Clubs must face sanctions if they fail to comply with diversity reporting requirements and workforce targets, Kick It Out’s chief executive has said.
Data released by the Football Association on Wednesday showed the 53 clubs signed up to the Football Leadership Diversity Code (FLDC) collectively failed to meet any of the eight hiring targets set last season.
The FA board has now approved the creation of a new rule which will make clubs publicly declare their workforce diversity data on age, sex, gender, ethnicity, disability and sexual orientation twice a year from 2024-25.
The detail of the new rule will be worked out in consultation with the Premier League, the EFL, the Women’s Super League and the Women’s Championship but Kick It Out chief Tony Burnett insists it must have teeth if it is going to prove effective.
“The club results for the Football Leadership Diversity Code are disappointing, but they are not wholly unexpected,” he said.
“In the process of setting up the code, we expressed concerns that if football wanted to drive change, it needed to be transparent about its whole workforce.
“Clubs were only willing to provide limited recruitment data and there were no sanctions for failing to comply.
“Now is the time to be bolder. The FA’s intention to make reporting of diversity data mandatory for all men’s and women’s clubs is a step in the right direction. We would urge the Premier League, EFL and all its 92 clubs to make that data transparent.
“But we also need sanctions for non-compliance and future diversity targets baked into FA, Premier League and EFL rules. Without that commitment, we won’t know the true scale of the challenge nor be able to find solutions to make football more representative of the people who love the game.”
The FLDC was established in October 2020 in a bid to tackle under-representation in the game, but Wednesday’s 2022-23 figures demonstrate clubs’ collective failure to meet any of the targets set.
Senior leadership hiring of Black, Asian and mixed heritage candidates is set at 15 per cent, but clubs only achieved 9.1 per cent. In men’s clubs, the target for new coaching hires from a Black, Asian or mixed heritage background was 25 per cent but clubs only managed 16 per cent.

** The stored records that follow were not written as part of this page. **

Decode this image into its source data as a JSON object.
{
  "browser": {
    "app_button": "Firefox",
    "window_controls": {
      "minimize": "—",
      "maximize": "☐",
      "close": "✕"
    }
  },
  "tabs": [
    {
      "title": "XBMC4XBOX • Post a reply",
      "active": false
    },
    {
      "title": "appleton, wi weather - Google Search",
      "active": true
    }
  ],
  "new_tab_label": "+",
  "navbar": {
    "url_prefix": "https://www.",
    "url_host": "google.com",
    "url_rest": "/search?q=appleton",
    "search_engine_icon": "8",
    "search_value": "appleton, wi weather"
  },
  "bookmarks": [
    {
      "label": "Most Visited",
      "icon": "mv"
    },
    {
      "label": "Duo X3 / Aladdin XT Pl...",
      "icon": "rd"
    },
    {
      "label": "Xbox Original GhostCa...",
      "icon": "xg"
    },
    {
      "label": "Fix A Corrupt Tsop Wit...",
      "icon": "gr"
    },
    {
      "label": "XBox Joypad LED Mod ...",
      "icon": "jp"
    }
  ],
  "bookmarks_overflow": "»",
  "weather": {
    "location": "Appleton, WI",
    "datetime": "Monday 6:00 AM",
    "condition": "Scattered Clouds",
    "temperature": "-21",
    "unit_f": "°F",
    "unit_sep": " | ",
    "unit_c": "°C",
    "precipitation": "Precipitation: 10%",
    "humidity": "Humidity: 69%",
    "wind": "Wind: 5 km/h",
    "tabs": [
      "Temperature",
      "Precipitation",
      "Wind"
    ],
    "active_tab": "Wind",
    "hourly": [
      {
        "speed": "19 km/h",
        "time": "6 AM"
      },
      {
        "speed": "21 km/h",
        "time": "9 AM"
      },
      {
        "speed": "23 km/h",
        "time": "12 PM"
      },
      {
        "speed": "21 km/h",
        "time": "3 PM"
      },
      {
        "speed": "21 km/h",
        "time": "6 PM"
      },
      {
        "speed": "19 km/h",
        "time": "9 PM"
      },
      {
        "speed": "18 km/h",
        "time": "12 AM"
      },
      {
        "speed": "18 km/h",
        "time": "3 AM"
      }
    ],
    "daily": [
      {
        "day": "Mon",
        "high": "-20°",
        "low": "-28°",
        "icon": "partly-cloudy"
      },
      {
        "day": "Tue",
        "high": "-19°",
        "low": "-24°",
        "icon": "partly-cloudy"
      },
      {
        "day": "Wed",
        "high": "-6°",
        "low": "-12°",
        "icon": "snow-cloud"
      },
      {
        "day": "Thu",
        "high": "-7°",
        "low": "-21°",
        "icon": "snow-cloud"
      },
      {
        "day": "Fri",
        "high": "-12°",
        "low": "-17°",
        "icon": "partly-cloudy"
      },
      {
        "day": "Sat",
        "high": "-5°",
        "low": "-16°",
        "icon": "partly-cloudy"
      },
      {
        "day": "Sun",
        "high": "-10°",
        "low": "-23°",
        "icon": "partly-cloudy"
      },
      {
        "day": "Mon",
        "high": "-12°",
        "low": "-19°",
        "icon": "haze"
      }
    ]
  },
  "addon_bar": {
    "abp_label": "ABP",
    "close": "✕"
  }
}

For the first time clubs’ existing workforce data was included in the FLDC data published. It demonstrated that levels of diversity off the pitch fall well below the level in the playing population, and that hiring rates are currently not high enough to drive the rapid change needed.
Within the 53 club signatories, 21 per cent of senior leaders and 29 per cent of team operations are female; seven per cent of senior leaders and nine per cent of team operations are Black, Asian or mixed heritage. Across the coaching workforce, 13 per cent of coaches and 11 per cent of senior coaches are Black, Asian or mixed heritage.
Data from the Black Football Partnership published earlier this year showed 43 per cent of Premier League players and 34 per cent of Championship players were Black.
Former Chelsea defender Paul Elliott, who was key to the FLDC’s creation three years ago, said on Wednesday: “Football wants the diversity off the field to match what we see on the field.
“While we have work to do to improve player diversity in the women’s game, diversity on the pitch in the men’s game is a given.
“Despite this, if we look at Europe’s top five leagues, there are only two Black head coaches – one is Vincent Kompany at Burnley and the other is Patrick Vieira at Strasbourg.
“So the challenge is not just in the UK, it’s all across Europe, but I personally have a greater expectation of progress in the UK because of the diversity of our society.
“By evolving the code to mandatory reporting of workforce data, we can take a new approach with new transparency. It is a natural next step. I am pleased that the FA is leading on this topic and embedding it in the rules of the game; that will help to accelerate progress and the growth we need.”
Kick It Out wants football’s new independent regulator to oversee equality standards as part of a code of football governance and to compel clubs to share representation and recruitment data.
Currently, clubs in the Premier League are independently evaluated under the league’s Equality, Diversity and Inclusion standard (PLEDIS), while the EFL’s Equality Code of Practice assesses work, learning, development and commitment to EDI and provides a grade of bronze, silver or gold after review.
BLP criticises FA for “grass ceiling” in the game
The Black Footballer’s Partnership has criticised the FA for dragging its heels after its annual review of the Football Leadership Diversity Code.
The BLP says there is a “grass ceiling” preventing black footballers from rising to positions of authority both in coaching and in the administration of the game.
They say the FA is taking far too long in addressing the issue.
Delroy Corinaldi, executive director of the BLP, has told Sky Sports News: “Black players have been told time and again by the FA that you need to give the Code time to work. How much time do they want?” If the FA can’t deliver, it needs to hold its hand up.
“Black players are nearly 50 per cent of your (playing) workforce. The signal you’re sending to those people is that once you get to your thirties, it’s punditry or leave the game, because there is a real ‘grass ceiling’ the FA is doing little to remove.
“How disheartening and soul-destroying is that? This Government has said they’re not having diversity as part of the football governance regime; they need to look at that again. An industry where nearly half the key staff are blocked from promotion is not a functioning one.
“We need to get all the authorities in and we need to get serious about this problem, otherwise it will continue for generation after generation.”